Raised and educated in Hyderabad, Mr Sastri arrived in the US in the early 1980s to study at the Seismic Acoustics Laboratory at the University of Houston. His papers on computational algorithms for oil and gas exploration landed him a job working for a branch of the US Navy in Perth, Australia, looking for Russian submarines. After a spell at NEC he set up Maximum Throughput, supplying racks of servers to clients ranging from the Los Alamos nuclear laboratory to Goldenpalace.com, an online casino. He went on to found Terrascale Technologies, which developed a niche selling cloud storage to the “kind of people [Edward] Snowden complains about. They were basically doing text analysis, proving that by reading through people’s stuff using computers, you can discern their intent and predict their actions.” Mr Sastri sold it in 2006, leaving after a couple of years. “I’m an entrepreneur; I either like to lead or get out.”
He invested in Montreal start-up Keenkong, which — in some ways like the US National Security Agency — scanned social media to try to gauge the effectiveness of companies’ marketing spend. Keenkong had a talented team of linguists led by Anna Maria di Sciullo, a professor at the University of Quebec who had studied under Noam Chomsky at MIT, but it had not shipped a product.

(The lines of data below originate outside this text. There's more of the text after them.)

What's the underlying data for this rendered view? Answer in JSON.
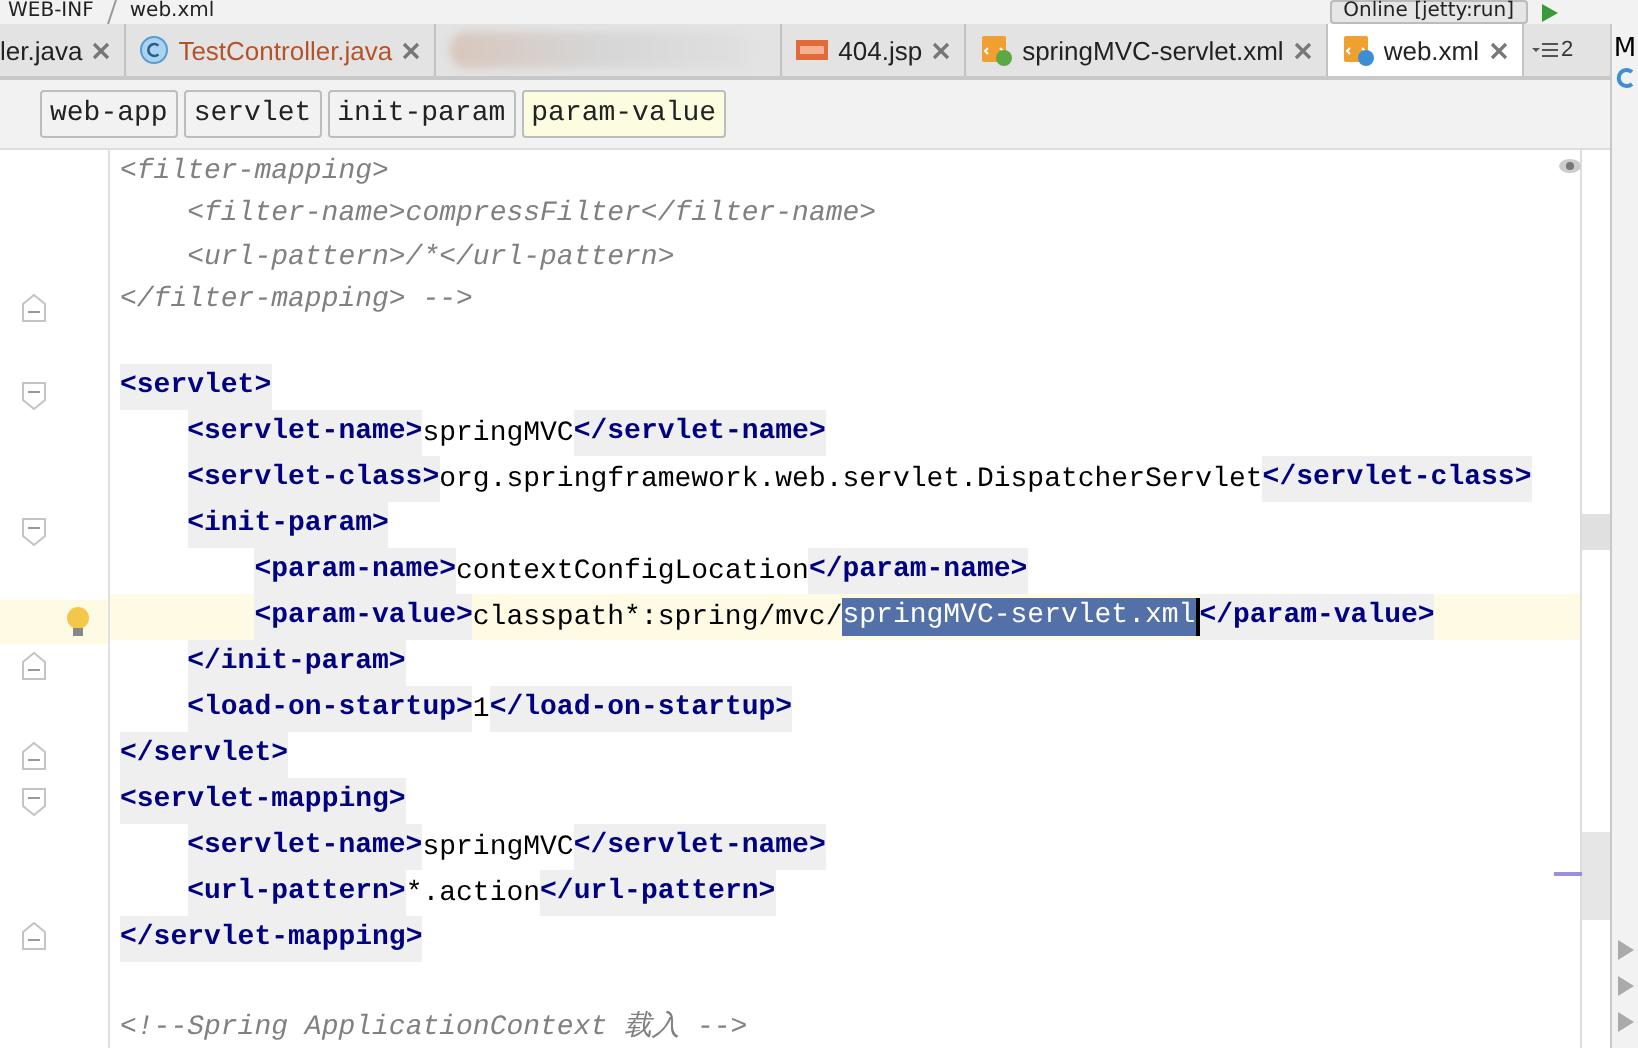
{
  "top_bar": {
    "path": [
      "WEB-INF",
      "web.xml"
    ],
    "run_config": "Online [jetty:run]"
  },
  "tabs": [
    {
      "kind": "java",
      "label": "ler.java",
      "selected": false
    },
    {
      "kind": "java-class",
      "label": "TestController.java",
      "color": "#b4532a",
      "selected": false
    },
    {
      "kind": "blurred",
      "selected": false
    },
    {
      "kind": "jsp",
      "label": "404.jsp",
      "selected": false
    },
    {
      "kind": "spring-xml",
      "label": "springMVC-servlet.xml",
      "selected": false
    },
    {
      "kind": "web-xml",
      "label": "web.xml",
      "selected": true
    }
  ],
  "hidden_tabs": "2",
  "side_panel": {
    "label": "M"
  },
  "breadcrumbs": [
    {
      "label": "web-app",
      "selected": false
    },
    {
      "label": "servlet",
      "selected": false
    },
    {
      "label": "init-param",
      "selected": false
    },
    {
      "label": "param-value",
      "selected": true
    }
  ],
  "lines": [
    {
      "kind": "code",
      "segments": [
        {
          "kind": "comment",
          "text": "<filter-mapping>"
        }
      ],
      "children": [
        {
          "kind": "code",
          "segments": [
            {
              "kind": "comment",
              "text": "<filter-name>compressFilter</filter-name>"
            }
          ]
        },
        {
          "kind": "code",
          "segments": [
            {
              "kind": "comment",
              "text": "<url-pattern>/*</url-pattern>"
            }
          ]
        }
      ]
    },
    {
      "kind": "code",
      "fold_end": true,
      "segments": [
        {
          "kind": "comment",
          "text": "</filter-mapping> -->"
        }
      ]
    },
    {
      "kind": "blank"
    },
    {
      "kind": "code",
      "fold_start": true,
      "segments": [
        {
          "kind": "tag",
          "text": "<servlet>"
        }
      ],
      "children": [
        {
          "kind": "code",
          "segments": [
            {
              "kind": "tag",
              "text": "<servlet-name>"
            },
            {
              "kind": "text",
              "text": "springMVC"
            },
            {
              "kind": "tag",
              "text": "</servlet-name>"
            }
          ]
        },
        {
          "kind": "code",
          "segments": [
            {
              "kind": "tag",
              "text": "<servlet-class>"
            },
            {
              "kind": "text",
              "text": "org.springframework.web.servlet.DispatcherServlet"
            },
            {
              "kind": "tag",
              "text": "</servlet-class>"
            }
          ]
        },
        {
          "kind": "code",
          "fold_start": true,
          "segments": [
            {
              "kind": "tag",
              "text": "<init-param>"
            }
          ],
          "children": [
            {
              "kind": "code",
              "segments": [
                {
                  "kind": "tag",
                  "text": "<param-name>"
                },
                {
                  "kind": "text",
                  "text": "contextConfigLocation"
                },
                {
                  "kind": "tag",
                  "text": "</param-name>"
                }
              ]
            },
            {
              "kind": "code",
              "current": true,
              "intention": true,
              "segments": [
                {
                  "kind": "tag",
                  "text": "<param-value>"
                },
                {
                  "kind": "text",
                  "text": "classpath*:spring/mvc/"
                },
                {
                  "kind": "selection",
                  "text": "springMVC-servlet.xml"
                },
                {
                  "kind": "caret"
                },
                {
                  "kind": "tag",
                  "text": "</param-value>"
                }
              ]
            }
          ]
        },
        {
          "kind": "code",
          "fold_end": true,
          "segments": [
            {
              "kind": "tag",
              "text": "</init-param>"
            }
          ]
        },
        {
          "kind": "code",
          "segments": [
            {
              "kind": "tag",
              "text": "<load-on-startup>"
            },
            {
              "kind": "text",
              "text": "1"
            },
            {
              "kind": "tag",
              "text": "</load-on-startup>"
            }
          ]
        }
      ]
    },
    {
      "kind": "code",
      "fold_end": true,
      "segments": [
        {
          "kind": "tag",
          "text": "</servlet>"
        }
      ]
    },
    {
      "kind": "code",
      "fold_start": true,
      "segments": [
        {
          "kind": "tag",
          "text": "<servlet-mapping>"
        }
      ],
      "children": [
        {
          "kind": "code",
          "segments": [
            {
              "kind": "tag",
              "text": "<servlet-name>"
            },
            {
              "kind": "text",
              "text": "springMVC"
            },
            {
              "kind": "tag",
              "text": "</servlet-name>"
            }
          ]
        },
        {
          "kind": "code",
          "segments": [
            {
              "kind": "tag",
              "text": "<url-pattern>"
            },
            {
              "kind": "text",
              "text": "*.action"
            },
            {
              "kind": "tag",
              "text": "</url-pattern>"
            }
          ]
        }
      ]
    },
    {
      "kind": "code",
      "fold_end": true,
      "segments": [
        {
          "kind": "tag",
          "text": "</servlet-mapping>"
        }
      ]
    },
    {
      "kind": "blank"
    },
    {
      "kind": "code",
      "segments": [
        {
          "kind": "comment",
          "text": "<!--Spring ApplicationContext 载入 -->"
        }
      ]
    }
  ]
}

Within two years Mr Sastri had taken over and booted out almost everyone but the linguists, directing them to apply the science to the stock market.
“With marketing, there is a nebulous connection between cause and effect,” he says. “With trading, you either made money or you didn’t.”
The company, renamed iSentium, is now eyeing other areas such as political polling, and has started to talk to campaigns and news agencies. “Politicians are just ticker symbols, if you think about it,” says Mr Sastri. “Their stock goes up or it goes down, and it’s driven by the same factors that drive stock prices — perception, trustworthiness, momentum.”